Clarification of the screening example: Consider a patient who (potentially) has both heart disease and cancer but is only screened for cancer, where the adverse event from cancer is expected to occur after the adverse event from heart disease. If we only screen for cancer, but the patient unexpectedly dies from heart disease, then the cancer screening offers no benefit to the patient in terms of lifetime gain. If the patient is screened for both diseases, heart disease will be identified earlier, the adverse event due to heart disease will be prevented, and cancer screening will result in lifetime gain by detecting cancer before the adverse event associated with it happens.

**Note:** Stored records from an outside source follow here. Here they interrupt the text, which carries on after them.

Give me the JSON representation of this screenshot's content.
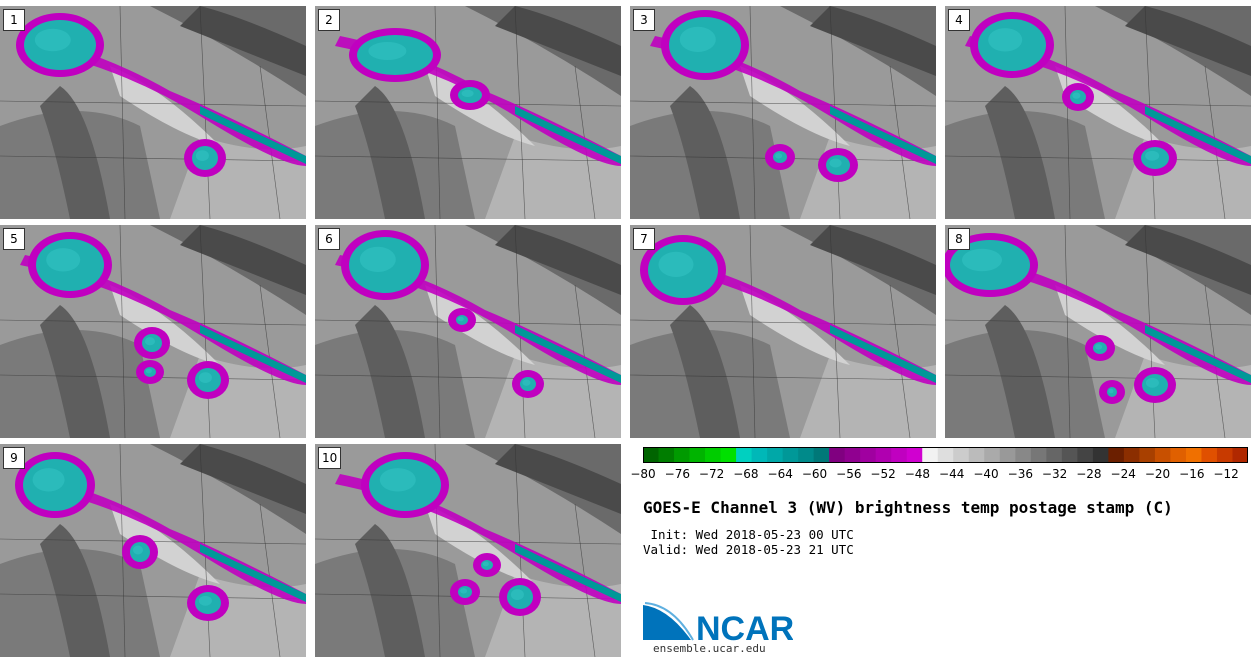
{
  "panels": [
    {
      "label": "1",
      "systems": [
        [
          60,
          45,
          36,
          25
        ],
        [
          205,
          158,
          13,
          12
        ]
      ]
    },
    {
      "label": "2",
      "systems": [
        [
          395,
          55,
          38,
          20
        ],
        [
          470,
          95,
          12,
          8
        ]
      ]
    },
    {
      "label": "3",
      "systems": [
        [
          705,
          45,
          36,
          28
        ],
        [
          838,
          165,
          12,
          10
        ],
        [
          780,
          157,
          7,
          6
        ]
      ]
    },
    {
      "label": "4",
      "systems": [
        [
          1012,
          45,
          34,
          26
        ],
        [
          1155,
          158,
          14,
          11
        ],
        [
          1078,
          97,
          8,
          7
        ]
      ]
    },
    {
      "label": "5",
      "systems": [
        [
          70,
          265,
          34,
          26
        ],
        [
          208,
          380,
          13,
          12
        ],
        [
          152,
          343,
          10,
          9
        ],
        [
          150,
          372,
          6,
          5
        ]
      ]
    },
    {
      "label": "6",
      "systems": [
        [
          385,
          265,
          36,
          28
        ],
        [
          528,
          384,
          8,
          7
        ],
        [
          462,
          320,
          6,
          5
        ]
      ]
    },
    {
      "label": "7",
      "systems": [
        [
          683,
          270,
          35,
          28
        ]
      ]
    },
    {
      "label": "8",
      "systems": [
        [
          990,
          265,
          40,
          25
        ],
        [
          1155,
          385,
          13,
          11
        ],
        [
          1100,
          348,
          7,
          6
        ],
        [
          1112,
          392,
          5,
          5
        ]
      ]
    },
    {
      "label": "9",
      "systems": [
        [
          55,
          485,
          32,
          26
        ],
        [
          208,
          603,
          13,
          11
        ],
        [
          140,
          552,
          10,
          10
        ]
      ]
    },
    {
      "label": "10",
      "systems": [
        [
          405,
          485,
          36,
          26
        ],
        [
          520,
          597,
          13,
          12
        ],
        [
          465,
          592,
          7,
          6
        ],
        [
          487,
          565,
          6,
          5
        ]
      ]
    }
  ],
  "colorbar": {
    "ticks": [
      "−80",
      "−76",
      "−72",
      "−68",
      "−64",
      "−60",
      "−56",
      "−52",
      "−48",
      "−44",
      "−40",
      "−36",
      "−32",
      "−28",
      "−24",
      "−20",
      "−16",
      "−12"
    ],
    "colors": [
      "#006400",
      "#007d00",
      "#009a00",
      "#00b400",
      "#00cc00",
      "#00e000",
      "#00d0c0",
      "#00b8b8",
      "#00a8a8",
      "#009898",
      "#008a8a",
      "#007878",
      "#800080",
      "#900090",
      "#a000a0",
      "#b000b0",
      "#c000c0",
      "#d000d0",
      "#f2f2f2",
      "#dedede",
      "#cccccc",
      "#bbbbbb",
      "#aaaaaa",
      "#999999",
      "#888888",
      "#777777",
      "#666666",
      "#555555",
      "#444444",
      "#333333",
      "#6b1f00",
      "#8b2e00",
      "#a84000",
      "#c85000",
      "#e06000",
      "#f07000",
      "#e05000",
      "#c83a00",
      "#b02800"
    ]
  },
  "title": "GOES-E Channel 3 (WV) brightness temp postage stamp (C)",
  "init_line": " Init: Wed 2018-05-23 00 UTC",
  "valid_line": "Valid: Wed 2018-05-23 21 UTC",
  "logo": {
    "name": "NCAR",
    "url": "ensemble.ucar.edu",
    "color": "#0073bb"
  }
}
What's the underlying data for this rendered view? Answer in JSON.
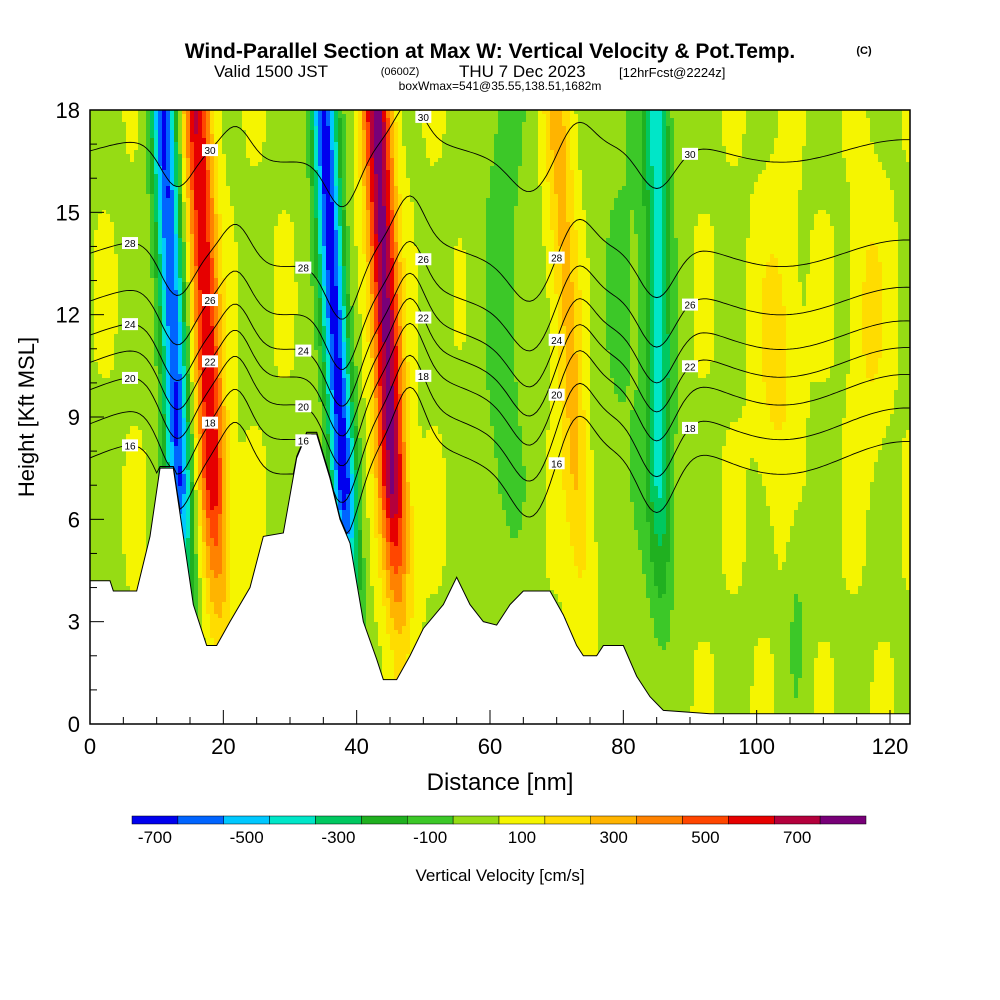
{
  "header": {
    "title": "Wind-Parallel Section at Max W: Vertical Velocity & Pot.Temp.",
    "copyright": "(C)",
    "valid_prefix": "Valid 1500 JST",
    "valid_zulu": "(0600Z)",
    "valid_date": "THU 7 Dec 2023",
    "forecast_info": "[12hrFcst@2224z]",
    "box_info": "boxWmax=541@35.55,138.51,1682m"
  },
  "chart_data": {
    "type": "heatmap",
    "xlabel": "Distance [nm]",
    "ylabel": "Height [Kft MSL]",
    "xlim": [
      0,
      123
    ],
    "ylim": [
      0,
      18
    ],
    "x_ticks": [
      0,
      20,
      40,
      60,
      80,
      100,
      120
    ],
    "y_ticks": [
      0,
      3,
      6,
      9,
      12,
      15,
      18
    ],
    "x_tick_labels": [
      "0",
      "20",
      "40",
      "60",
      "80",
      "100",
      "120"
    ],
    "y_tick_labels": [
      "0",
      "3",
      "6",
      "9",
      "12",
      "15",
      "18"
    ],
    "colorbar": {
      "label": "Vertical Velocity [cm/s]",
      "tick_labels": [
        "-700",
        "-500",
        "-300",
        "-100",
        "100",
        "300",
        "500",
        "700"
      ],
      "tick_values": [
        -700,
        -500,
        -300,
        -100,
        100,
        300,
        500,
        700
      ],
      "range": [
        -750,
        850
      ],
      "bins": [
        {
          "from": -750,
          "to": -650,
          "color": "#0000ee"
        },
        {
          "from": -650,
          "to": -550,
          "color": "#0064ff"
        },
        {
          "from": -550,
          "to": -450,
          "color": "#00c8ff"
        },
        {
          "from": -450,
          "to": -350,
          "color": "#00e6c8"
        },
        {
          "from": -350,
          "to": -250,
          "color": "#00c860"
        },
        {
          "from": -250,
          "to": -150,
          "color": "#20b020"
        },
        {
          "from": -150,
          "to": -50,
          "color": "#3cc828"
        },
        {
          "from": -50,
          "to": 50,
          "color": "#96dc14"
        },
        {
          "from": 50,
          "to": 150,
          "color": "#f5f500"
        },
        {
          "from": 150,
          "to": 250,
          "color": "#ffdc00"
        },
        {
          "from": 250,
          "to": 350,
          "color": "#ffb400"
        },
        {
          "from": 350,
          "to": 450,
          "color": "#ff8200"
        },
        {
          "from": 450,
          "to": 550,
          "color": "#ff4600"
        },
        {
          "from": 550,
          "to": 650,
          "color": "#e60000"
        },
        {
          "from": 650,
          "to": 750,
          "color": "#b4003c"
        },
        {
          "from": 750,
          "to": 850,
          "color": "#780078"
        }
      ]
    },
    "updraft_bands": [
      {
        "x_bottom": 20,
        "x_top": 16,
        "peak": 600
      },
      {
        "x_bottom": 47,
        "x_top": 43,
        "peak": 750
      },
      {
        "x_bottom": 75,
        "x_top": 70,
        "peak": 250
      }
    ],
    "downdraft_bands": [
      {
        "x_bottom": 15,
        "x_top": 11,
        "peak": -700
      },
      {
        "x_bottom": 40,
        "x_top": 35,
        "peak": -750
      },
      {
        "x_bottom": 86,
        "x_top": 85,
        "peak": -400
      }
    ],
    "terrain": [
      {
        "x": 0,
        "y": 4.2
      },
      {
        "x": 3,
        "y": 4.2
      },
      {
        "x": 3.5,
        "y": 3.9
      },
      {
        "x": 7,
        "y": 3.9
      },
      {
        "x": 9,
        "y": 5.5
      },
      {
        "x": 10.5,
        "y": 7.5
      },
      {
        "x": 12.5,
        "y": 7.5
      },
      {
        "x": 14,
        "y": 5.5
      },
      {
        "x": 15.5,
        "y": 3.5
      },
      {
        "x": 17.5,
        "y": 2.3
      },
      {
        "x": 19,
        "y": 2.3
      },
      {
        "x": 21,
        "y": 3.0
      },
      {
        "x": 24,
        "y": 4.0
      },
      {
        "x": 26,
        "y": 5.5
      },
      {
        "x": 29,
        "y": 5.6
      },
      {
        "x": 31,
        "y": 7.8
      },
      {
        "x": 32.5,
        "y": 8.5
      },
      {
        "x": 34,
        "y": 8.5
      },
      {
        "x": 36,
        "y": 7.2
      },
      {
        "x": 37.5,
        "y": 6.0
      },
      {
        "x": 39,
        "y": 5.3
      },
      {
        "x": 41,
        "y": 3.0
      },
      {
        "x": 43,
        "y": 1.9
      },
      {
        "x": 44,
        "y": 1.3
      },
      {
        "x": 46,
        "y": 1.3
      },
      {
        "x": 48,
        "y": 2.0
      },
      {
        "x": 50,
        "y": 2.8
      },
      {
        "x": 53,
        "y": 3.5
      },
      {
        "x": 55,
        "y": 4.3
      },
      {
        "x": 57,
        "y": 3.5
      },
      {
        "x": 59,
        "y": 3.0
      },
      {
        "x": 61,
        "y": 2.9
      },
      {
        "x": 63,
        "y": 3.5
      },
      {
        "x": 65,
        "y": 3.9
      },
      {
        "x": 69,
        "y": 3.9
      },
      {
        "x": 71,
        "y": 3.2
      },
      {
        "x": 73,
        "y": 2.3
      },
      {
        "x": 74,
        "y": 2.0
      },
      {
        "x": 76,
        "y": 2.0
      },
      {
        "x": 77,
        "y": 2.3
      },
      {
        "x": 80,
        "y": 2.3
      },
      {
        "x": 82,
        "y": 1.4
      },
      {
        "x": 84,
        "y": 0.8
      },
      {
        "x": 86,
        "y": 0.4
      },
      {
        "x": 93,
        "y": 0.3
      },
      {
        "x": 123,
        "y": 0.3
      }
    ],
    "theta_contours": [
      {
        "label": "16",
        "base": 7.8,
        "amp_mtn": 1.6,
        "show": true
      },
      {
        "label": "18",
        "base": 8.8,
        "amp_mtn": 1.55,
        "show": true
      },
      {
        "label": "20",
        "base": 9.8,
        "amp_mtn": 1.5,
        "show": true
      },
      {
        "label": "22",
        "base": 10.6,
        "amp_mtn": 1.45,
        "show": true
      },
      {
        "label": "24",
        "base": 11.4,
        "amp_mtn": 1.4,
        "show": true
      },
      {
        "label": "26",
        "base": 12.4,
        "amp_mtn": 1.35,
        "show": true
      },
      {
        "label": "28",
        "base": 13.8,
        "amp_mtn": 1.3,
        "show": true
      },
      {
        "label": "30",
        "base": 16.8,
        "amp_mtn": 1.1,
        "show": true
      }
    ]
  }
}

We hope that our response has addressed your concerns. Please let us know if you have any other concerns.

最终决定Accept (poster)

2025-05-01

This paper describes a novel optimization framework for unified screening of multiple diseases. All three reviewers gave weakly positive ratings, but they raised several important concerns. While the problem framework is novel, the resulting claims are sound, and the in-silico experiments are well-reasoned, the paper itself lacks grounding in actual clinical motivation. The lack of real-world data and relationship to existing clinical guidelines (raised by RcdJ) raise concerns about the overall contribution of this work for clinical science, which it claims as the main motivation for the paper. The paper only focuses on 2 diseases for screening, and there were concerns that the work appears to not consider the potentially detrimental effects of screening (yUUd), it does not explain how the optimal policy compares to existing clinical guidelines (RcdJ), and the presentation of material is overly unclear (kr4k).

With the acknowledgement of the limitations, I still find the framing of the paper interesting, and the theoretical and in-silico claims are sound. For this reason, I'm recommending a weak accept.